Das tychonische Weltmodell fand auch bei den Jesuiten starken Zuspruch. In diesem System fanden sie jenen Kompromiss, der die neuen astronomischen Erkenntnisse mit den Dogmen und Äußerungen der Bibel sowie der als normativ angesehenen aristotelischen Naturphilosophie in Einklang zu bringen vermochte. Dem römisch-katholischen Orden gehörten bedeutende Astronomen wie Christophorus Clavius (1538–1612), Christoph Scheiner (1573–1650), Giovanni Battista Riccioli (1598–1671) und Athanasius Kircher (1602–1680) an. Bemerkenswert ist, dass die Jesuiten am chinesischen Kaiserhof das heliozentrische Planetensystem lehrten. In der praktischen Astronomie sind ihre Leistungen in der Gnomonik, Horologie und Kalenderrechnung zu erwähnen. Ferner gehen zahlreiche Erfindungen und Weiterentwicklungen – wie die Konstruktion des ersten Spiegelteleskops durch Niccolò Zucchi (1586–1670) – auf die Jesuiten zurück.

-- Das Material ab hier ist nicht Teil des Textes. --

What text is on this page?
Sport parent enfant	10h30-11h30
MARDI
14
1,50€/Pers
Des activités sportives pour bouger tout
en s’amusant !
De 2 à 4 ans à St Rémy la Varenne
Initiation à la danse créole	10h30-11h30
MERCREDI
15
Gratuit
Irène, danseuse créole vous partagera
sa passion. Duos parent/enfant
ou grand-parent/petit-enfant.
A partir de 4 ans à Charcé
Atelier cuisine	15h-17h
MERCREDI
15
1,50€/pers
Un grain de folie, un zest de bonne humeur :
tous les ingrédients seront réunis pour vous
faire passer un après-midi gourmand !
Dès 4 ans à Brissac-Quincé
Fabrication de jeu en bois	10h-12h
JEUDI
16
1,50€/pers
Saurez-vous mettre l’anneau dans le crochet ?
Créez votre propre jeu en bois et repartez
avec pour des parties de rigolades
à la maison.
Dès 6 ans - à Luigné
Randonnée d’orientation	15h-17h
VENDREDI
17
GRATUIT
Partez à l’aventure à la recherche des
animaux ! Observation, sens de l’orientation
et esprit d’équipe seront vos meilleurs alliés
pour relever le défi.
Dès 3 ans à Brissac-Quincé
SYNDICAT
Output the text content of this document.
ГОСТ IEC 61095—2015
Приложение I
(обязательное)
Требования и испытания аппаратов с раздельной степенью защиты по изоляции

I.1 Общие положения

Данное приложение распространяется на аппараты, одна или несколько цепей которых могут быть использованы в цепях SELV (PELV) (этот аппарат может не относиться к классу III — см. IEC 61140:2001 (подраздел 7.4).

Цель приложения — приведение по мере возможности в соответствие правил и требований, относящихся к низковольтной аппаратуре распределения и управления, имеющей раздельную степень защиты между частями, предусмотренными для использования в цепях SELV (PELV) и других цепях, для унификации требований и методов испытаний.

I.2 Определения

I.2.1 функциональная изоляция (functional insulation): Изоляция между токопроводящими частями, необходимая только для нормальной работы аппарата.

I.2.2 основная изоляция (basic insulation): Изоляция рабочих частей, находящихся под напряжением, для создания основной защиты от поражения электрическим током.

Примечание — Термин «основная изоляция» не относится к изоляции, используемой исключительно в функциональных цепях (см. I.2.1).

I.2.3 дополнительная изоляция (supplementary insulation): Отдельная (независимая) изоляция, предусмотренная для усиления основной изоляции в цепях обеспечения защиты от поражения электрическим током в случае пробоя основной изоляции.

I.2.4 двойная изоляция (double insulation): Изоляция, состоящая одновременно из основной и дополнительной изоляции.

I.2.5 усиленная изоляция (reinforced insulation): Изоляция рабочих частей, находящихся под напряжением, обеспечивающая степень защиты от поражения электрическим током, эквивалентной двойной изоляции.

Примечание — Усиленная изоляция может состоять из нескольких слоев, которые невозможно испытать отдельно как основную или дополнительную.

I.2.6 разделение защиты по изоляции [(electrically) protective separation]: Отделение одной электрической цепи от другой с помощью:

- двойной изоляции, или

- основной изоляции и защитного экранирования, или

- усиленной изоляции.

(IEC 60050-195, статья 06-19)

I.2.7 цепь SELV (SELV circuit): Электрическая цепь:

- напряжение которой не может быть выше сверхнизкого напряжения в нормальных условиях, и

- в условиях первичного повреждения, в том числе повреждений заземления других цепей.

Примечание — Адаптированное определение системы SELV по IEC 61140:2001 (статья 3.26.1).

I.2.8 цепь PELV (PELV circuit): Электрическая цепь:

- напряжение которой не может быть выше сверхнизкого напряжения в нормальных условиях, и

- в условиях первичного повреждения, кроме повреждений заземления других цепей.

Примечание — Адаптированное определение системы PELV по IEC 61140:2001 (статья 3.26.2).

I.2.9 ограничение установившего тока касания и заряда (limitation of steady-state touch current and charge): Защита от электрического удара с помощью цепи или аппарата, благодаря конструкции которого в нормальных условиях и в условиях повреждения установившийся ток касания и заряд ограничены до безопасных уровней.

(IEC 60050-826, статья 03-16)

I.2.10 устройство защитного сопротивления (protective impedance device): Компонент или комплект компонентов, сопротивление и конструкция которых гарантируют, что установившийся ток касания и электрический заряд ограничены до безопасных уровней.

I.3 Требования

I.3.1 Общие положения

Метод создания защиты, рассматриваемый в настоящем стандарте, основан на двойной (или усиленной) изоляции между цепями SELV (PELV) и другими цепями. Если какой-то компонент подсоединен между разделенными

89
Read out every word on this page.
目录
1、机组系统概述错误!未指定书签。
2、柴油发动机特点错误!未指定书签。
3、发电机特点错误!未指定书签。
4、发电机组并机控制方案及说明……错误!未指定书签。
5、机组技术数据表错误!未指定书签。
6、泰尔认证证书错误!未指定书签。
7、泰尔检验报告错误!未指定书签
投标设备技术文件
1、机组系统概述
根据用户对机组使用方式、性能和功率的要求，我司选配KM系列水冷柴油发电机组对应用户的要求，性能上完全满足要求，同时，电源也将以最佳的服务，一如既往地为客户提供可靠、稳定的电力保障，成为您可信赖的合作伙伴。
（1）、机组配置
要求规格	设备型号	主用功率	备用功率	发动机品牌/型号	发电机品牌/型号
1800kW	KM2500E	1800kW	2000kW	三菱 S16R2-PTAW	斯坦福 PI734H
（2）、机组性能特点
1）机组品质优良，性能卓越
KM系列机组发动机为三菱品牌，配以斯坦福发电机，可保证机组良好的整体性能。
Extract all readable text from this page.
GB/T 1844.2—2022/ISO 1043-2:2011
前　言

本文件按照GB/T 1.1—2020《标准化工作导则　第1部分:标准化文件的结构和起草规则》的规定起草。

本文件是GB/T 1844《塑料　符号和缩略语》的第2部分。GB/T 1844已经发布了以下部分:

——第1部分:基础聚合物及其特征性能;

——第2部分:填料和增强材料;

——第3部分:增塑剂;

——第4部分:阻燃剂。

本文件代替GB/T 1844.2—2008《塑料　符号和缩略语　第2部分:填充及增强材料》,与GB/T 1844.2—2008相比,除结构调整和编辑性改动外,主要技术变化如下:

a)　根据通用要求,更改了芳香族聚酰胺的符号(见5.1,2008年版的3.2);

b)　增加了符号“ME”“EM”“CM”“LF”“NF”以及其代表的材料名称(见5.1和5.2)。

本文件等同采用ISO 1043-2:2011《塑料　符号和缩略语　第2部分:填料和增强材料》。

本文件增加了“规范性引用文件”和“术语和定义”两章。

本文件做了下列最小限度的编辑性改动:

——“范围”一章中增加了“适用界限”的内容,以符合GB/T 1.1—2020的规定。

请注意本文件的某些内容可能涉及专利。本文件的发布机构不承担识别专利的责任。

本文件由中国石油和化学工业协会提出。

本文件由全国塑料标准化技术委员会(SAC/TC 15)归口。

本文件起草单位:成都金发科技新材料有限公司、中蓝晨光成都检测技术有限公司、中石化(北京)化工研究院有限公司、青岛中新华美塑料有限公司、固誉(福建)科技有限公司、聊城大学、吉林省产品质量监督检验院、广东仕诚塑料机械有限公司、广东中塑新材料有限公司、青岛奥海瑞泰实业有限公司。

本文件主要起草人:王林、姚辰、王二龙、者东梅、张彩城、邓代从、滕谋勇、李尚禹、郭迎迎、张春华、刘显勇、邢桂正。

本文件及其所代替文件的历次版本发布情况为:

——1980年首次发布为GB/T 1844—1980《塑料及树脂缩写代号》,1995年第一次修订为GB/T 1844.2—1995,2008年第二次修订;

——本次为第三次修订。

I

Giovanni Battista Riccioli. Almagestum novum

Giovanni Battista Riccioli. Almagestum novum. Bologna 1651. FBG, Math. 2° 37/2 (1,1/2), Frontispiz.

 

 

 

 

 

 

 

 

 

 

 

 

 

 

 

 

 

In einem facettenreichen Bildprogramm erzählt dieser Kupferstich den Stand der astronomischen Debatten um 1650 aus Sicht von Giovanni Battista Riccioli. Im Mittelpunkt stehen die beiden neuen Weltmodelle – das heliozentrische von Copernicus (links) und das hybride, an Brahe angelehnte Modell (rechts) –, die von Astrea, Göttin der Gerechtigkeit, gewogen werden. Dabei schlägt die Waage zugunsten von Brahes System aus, das als überzeugender ausgewiesen wird. Das alte Weltmodell von Ptolemaios ist nicht mehr Gegenstand der Debatten.